In addition, the apatite lattice is very suitable for the doping of rare earth elements and can provide a suitable crystal field environment for promoting the fluorescence emission of rare earth ions located at the divalent cation sites of apatite [21,22,23,24,25]. So, the doping of rare earth elements can endow apatite unique fluorescent function. Based on narrow emission bandwidths, long fluorescence lifetime, and the excellent quantum yield of rare earth elements and the good biocompatibility and biodegradability of calcium phosphate apatite, rare-earth-doped apatite as a bioimaging agent has attracted attention [26,27]. Especially, FAP displays better host properties for rare earth ions than HAP. In apatite, F ions with lower vibration energy can significantly avoid the quenching effect of the -OH group to promote the fluorescence conversion of rare earth elements [28,29,30,31].
The high fluorescence of rare-earth-doped FAP is the first prerequisite for its use as a bioimaging agent. This can be improved by promoting the thermal diffusion of rare earth ions into the crystallographic site of Ca2+. In addition, utilizing the energy transfer between the co-doped rare earth elements is an alternative way to enhance the fluorescence [22,29]. For example, the luminescence emission could be sensitized by the successive energy transfer process from Gd3+ (excited state) to Eu3+ (ground state). Eu3+ ions are activated to the energy level that is matched with the 6GJ energy level of Gd3+. The Eu3+ ions could generate gradual energy level transitions to the 5HJ, 5D0, and 7FJ of Eu3+ by radiation transition with low energy loss. Therefore, rare earth element co-doping is considered to be an effective method of improving the luminescence-emission intensity based on energy transfer and electron transfer processes [15]. Of course, the particle size of rare-earth-doped FAP also requires attention because particles that are too large are not conducive to cell uptake and further biological imaging [32]. The hydrothermal method can provide both high temperature and pressure in a sealed pressure vessel to promote the chemical reaction and form highly crystalline fluorapatite, enhancing the diffusions of co-doped rare earth elements into the lattice site, and simultaneously maintaining the fluorapatite crystals at the nanometer scale [3,33,34].
Herein, the Eu3+/Gd3+ co-doped fluoroapatite (Eu/Gd:FAP) nanocrystals were synthesized by the hydrothermal method based on the effect of energy transfer from Gd3+ to Eu3+. The phase composition, morphology, fluorescence, hemolysis, and cytotoxicity of the resulting samples were characterized by the varied fluoride ion (F) proportions of apatite. The in vivo fluorescent bioimaging application of Eu/Gd:FAP nanocrystals was further carried out in mice with subcutaneously transplanted tumors, with the aim of revealing their potential in the bioimaging field.

2. Experimental Section

2.1. Materials

Calcium chloride dihydrate (CaCl2·2H2O, >99.9%), disodium hydrogen phosphate dodecahydrate (Na2HPO4·12H2O, >99.9%), europium nitrate hexahydrate (Eu(NO3)3·6H2O, >99.9%), gadolinium chloride hexahydrate (Gd(NO3)3·6H2O, >99.9%), and sodium fluoride (NaF, >99.9%) were purchased from Sinopharm Chemical Reagent Co., Ltd. Ultrapure water (>18 MΩ*cm, 25 °C) was used in the experiments. Human hepatocellular carcinomas (HepG2) and human normal hepatocyte cells (L02) were purchased from Qingqi (Shanghai) Biotechnology Development Co., Ltd. The BALB/c-nu mice and the rabbit were purchased from the Animal Experiment Center of Wuhan University.
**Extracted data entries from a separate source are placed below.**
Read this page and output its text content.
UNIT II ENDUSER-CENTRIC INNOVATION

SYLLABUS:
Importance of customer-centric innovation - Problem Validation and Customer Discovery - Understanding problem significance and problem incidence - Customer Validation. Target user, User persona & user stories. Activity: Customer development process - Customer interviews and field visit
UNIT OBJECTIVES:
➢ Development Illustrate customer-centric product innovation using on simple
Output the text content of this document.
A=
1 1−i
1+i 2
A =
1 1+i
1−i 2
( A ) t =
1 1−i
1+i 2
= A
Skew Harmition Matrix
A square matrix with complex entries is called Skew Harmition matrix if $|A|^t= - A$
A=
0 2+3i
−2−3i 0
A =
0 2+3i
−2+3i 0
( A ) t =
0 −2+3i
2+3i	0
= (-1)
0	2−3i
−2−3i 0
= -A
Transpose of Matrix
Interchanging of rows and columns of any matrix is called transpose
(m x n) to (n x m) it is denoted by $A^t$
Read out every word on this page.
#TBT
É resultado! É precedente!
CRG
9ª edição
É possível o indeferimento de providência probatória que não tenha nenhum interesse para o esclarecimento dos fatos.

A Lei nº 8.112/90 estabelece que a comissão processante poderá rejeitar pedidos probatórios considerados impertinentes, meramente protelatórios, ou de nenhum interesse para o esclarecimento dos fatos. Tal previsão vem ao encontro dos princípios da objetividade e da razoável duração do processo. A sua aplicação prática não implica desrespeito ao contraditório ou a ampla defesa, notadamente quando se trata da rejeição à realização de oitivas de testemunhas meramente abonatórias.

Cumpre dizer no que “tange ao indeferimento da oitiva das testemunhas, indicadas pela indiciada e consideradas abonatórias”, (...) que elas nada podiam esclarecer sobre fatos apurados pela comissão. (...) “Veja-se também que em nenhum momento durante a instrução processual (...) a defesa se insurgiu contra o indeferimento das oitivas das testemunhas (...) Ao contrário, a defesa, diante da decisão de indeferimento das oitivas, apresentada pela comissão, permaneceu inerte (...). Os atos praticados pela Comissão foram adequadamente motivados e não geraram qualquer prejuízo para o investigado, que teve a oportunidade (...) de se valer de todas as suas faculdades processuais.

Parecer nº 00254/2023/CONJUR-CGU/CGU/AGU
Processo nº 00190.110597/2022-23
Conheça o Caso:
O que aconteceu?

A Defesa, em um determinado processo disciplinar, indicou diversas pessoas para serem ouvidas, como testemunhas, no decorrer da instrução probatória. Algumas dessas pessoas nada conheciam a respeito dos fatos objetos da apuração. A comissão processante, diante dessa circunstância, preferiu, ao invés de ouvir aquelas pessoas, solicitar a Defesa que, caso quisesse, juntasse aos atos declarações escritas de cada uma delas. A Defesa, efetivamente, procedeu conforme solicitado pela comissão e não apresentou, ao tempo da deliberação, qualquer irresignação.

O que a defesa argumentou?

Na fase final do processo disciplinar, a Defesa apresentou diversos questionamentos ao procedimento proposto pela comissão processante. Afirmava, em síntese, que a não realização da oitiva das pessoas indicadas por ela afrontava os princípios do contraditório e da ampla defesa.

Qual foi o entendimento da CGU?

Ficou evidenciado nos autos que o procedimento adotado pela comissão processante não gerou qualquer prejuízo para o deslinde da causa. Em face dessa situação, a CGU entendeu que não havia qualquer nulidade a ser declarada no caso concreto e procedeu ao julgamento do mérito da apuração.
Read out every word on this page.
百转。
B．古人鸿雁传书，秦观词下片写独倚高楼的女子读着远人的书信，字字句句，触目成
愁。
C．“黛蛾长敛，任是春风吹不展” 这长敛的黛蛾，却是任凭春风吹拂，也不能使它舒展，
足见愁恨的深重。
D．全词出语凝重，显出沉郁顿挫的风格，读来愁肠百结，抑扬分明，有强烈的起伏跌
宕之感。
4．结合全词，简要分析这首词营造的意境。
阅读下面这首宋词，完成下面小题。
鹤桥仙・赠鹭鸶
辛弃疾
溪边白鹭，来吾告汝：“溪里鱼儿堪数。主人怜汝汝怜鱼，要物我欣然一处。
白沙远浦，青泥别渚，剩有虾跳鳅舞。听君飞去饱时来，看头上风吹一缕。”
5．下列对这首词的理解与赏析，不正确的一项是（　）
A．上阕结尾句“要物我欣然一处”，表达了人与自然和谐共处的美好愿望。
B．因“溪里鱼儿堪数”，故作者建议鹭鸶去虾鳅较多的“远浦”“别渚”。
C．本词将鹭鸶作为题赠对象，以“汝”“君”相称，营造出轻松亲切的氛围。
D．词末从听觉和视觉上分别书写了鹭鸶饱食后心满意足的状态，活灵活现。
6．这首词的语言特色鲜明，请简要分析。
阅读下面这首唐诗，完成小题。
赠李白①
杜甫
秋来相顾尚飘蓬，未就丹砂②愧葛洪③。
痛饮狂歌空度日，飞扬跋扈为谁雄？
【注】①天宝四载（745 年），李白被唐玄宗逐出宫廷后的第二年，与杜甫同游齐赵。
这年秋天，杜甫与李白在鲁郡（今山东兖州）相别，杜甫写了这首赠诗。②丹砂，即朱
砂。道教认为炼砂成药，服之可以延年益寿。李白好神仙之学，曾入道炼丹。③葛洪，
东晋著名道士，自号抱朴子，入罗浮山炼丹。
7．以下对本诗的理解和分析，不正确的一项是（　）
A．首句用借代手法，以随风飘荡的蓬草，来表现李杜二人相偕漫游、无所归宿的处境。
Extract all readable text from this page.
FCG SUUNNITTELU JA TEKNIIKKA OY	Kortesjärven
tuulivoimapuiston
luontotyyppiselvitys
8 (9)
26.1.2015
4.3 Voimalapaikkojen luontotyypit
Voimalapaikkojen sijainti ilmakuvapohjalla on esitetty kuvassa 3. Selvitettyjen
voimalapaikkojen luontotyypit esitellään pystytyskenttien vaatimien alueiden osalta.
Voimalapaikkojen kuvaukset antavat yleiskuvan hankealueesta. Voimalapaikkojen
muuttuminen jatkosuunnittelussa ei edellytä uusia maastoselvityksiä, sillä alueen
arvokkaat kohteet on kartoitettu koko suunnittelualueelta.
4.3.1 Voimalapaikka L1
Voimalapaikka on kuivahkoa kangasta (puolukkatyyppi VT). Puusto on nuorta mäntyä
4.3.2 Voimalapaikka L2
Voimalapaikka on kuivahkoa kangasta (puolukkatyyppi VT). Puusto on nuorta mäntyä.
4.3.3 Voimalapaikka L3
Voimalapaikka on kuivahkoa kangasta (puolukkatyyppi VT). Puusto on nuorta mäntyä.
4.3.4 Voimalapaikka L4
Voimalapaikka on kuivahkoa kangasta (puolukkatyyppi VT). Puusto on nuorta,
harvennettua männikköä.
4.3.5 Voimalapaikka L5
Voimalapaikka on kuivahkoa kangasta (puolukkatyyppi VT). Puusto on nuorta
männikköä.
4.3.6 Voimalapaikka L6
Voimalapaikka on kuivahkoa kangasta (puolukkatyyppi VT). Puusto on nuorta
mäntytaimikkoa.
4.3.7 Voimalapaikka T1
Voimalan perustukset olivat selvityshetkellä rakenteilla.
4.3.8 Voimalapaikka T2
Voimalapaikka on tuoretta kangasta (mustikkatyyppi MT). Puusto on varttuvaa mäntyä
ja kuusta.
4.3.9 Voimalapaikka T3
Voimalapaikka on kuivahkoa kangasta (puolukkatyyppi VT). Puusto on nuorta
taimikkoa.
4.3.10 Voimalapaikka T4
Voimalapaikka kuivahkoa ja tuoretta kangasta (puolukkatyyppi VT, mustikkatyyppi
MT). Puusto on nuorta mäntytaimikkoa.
2.2. Preparation of Eu3+/Gd3+ Co-Doped FAP Nanocrystals

The Eu3+/Gd3+ co-doped FAP (Eu/Gd:FAP) nanocrystals were synthesized by the hydrothermal method. The initial compounds were separately dispersed in deionized water (CaCl2·2H2O, Eu(NO3)3·6H2O, Gd(NO3)3·6H2O, Na2HPO4·12H2O, NaF). First, Na2HPO4·12H2O and NaF were dissolved together in water to achieve the mixing solution A of PO43− (0.24 mol/L) and F (0.08 mol/L). CaCl2·2H2O, Eu(NO3)3·6H2O, and Gd(NO3)3·6H2O were dissolved together in water to achieve the mixing solution B of Ca2+ (0.386 mol/L), Eu3+ (0.008 mol/L), and Gd3+ (0.006 mol/L). Then, solution A (15 mL) was poured into solution B (15 mL) and strongly stirred, and the NH3·H2O solution was added to the above suspension with a resulting pH of about 9–9.5. Thereupon, the suspension was transferred into a stainless-steel autoclave and treated at different temperatures (121 °C, 200 °C, and 300 °C) for 60 min. After cooling to room temperature, the resulting product was separated via centrifugation under 2000 rpm and washed with ultra-pure water three times. Finally, the product was dried using a freeze-drying method. In addition, the molar ratios of (Ca + Eu + Gd)/P, Eu/(Ca + Eu + Gd), and Gd/(Ca + Eu + Gd) were 1.67, 0.02, and 0.015, respectively.

2.3. Characterization of Samples

The morphology and elemental composition were investigated by using a scanning electron microscope (SEM, JEOL-7100F, Akishima, TKY, Japan) with energy dispersive spectroscopy (EDS) and a high-resolution transmission electron microscope (HRTEM, JEM-2100F, JEOL, Akishima, TKY, Japan). Crystalline phases and the phase composition were analyzed using a powder X-ray diffractometer (XRD, D/Max- IIIA, Rigaku Co., T Akishima, TKY, Japan). Fourier Transform Infrared (FT-IR, Thermo Nicolet 6700, Madison, WI, USA) Spectroscopy was used to identify the chemical structure and phase composition of the samples. The luminescence property was recorded with luminescence spectra using a 970CTR luminescence spectrophotometer (Shanghai Sanco, Shanghai, China). The equation calculates the relative enhancement ratio (R) of luminescence intensity:
R = I 2 I 1 I 1 × 100 %
where, I1 is the Eu/Gd:HAP emission peak intensity, and I2 is the Eu/Gd:FAP emission peak intensity.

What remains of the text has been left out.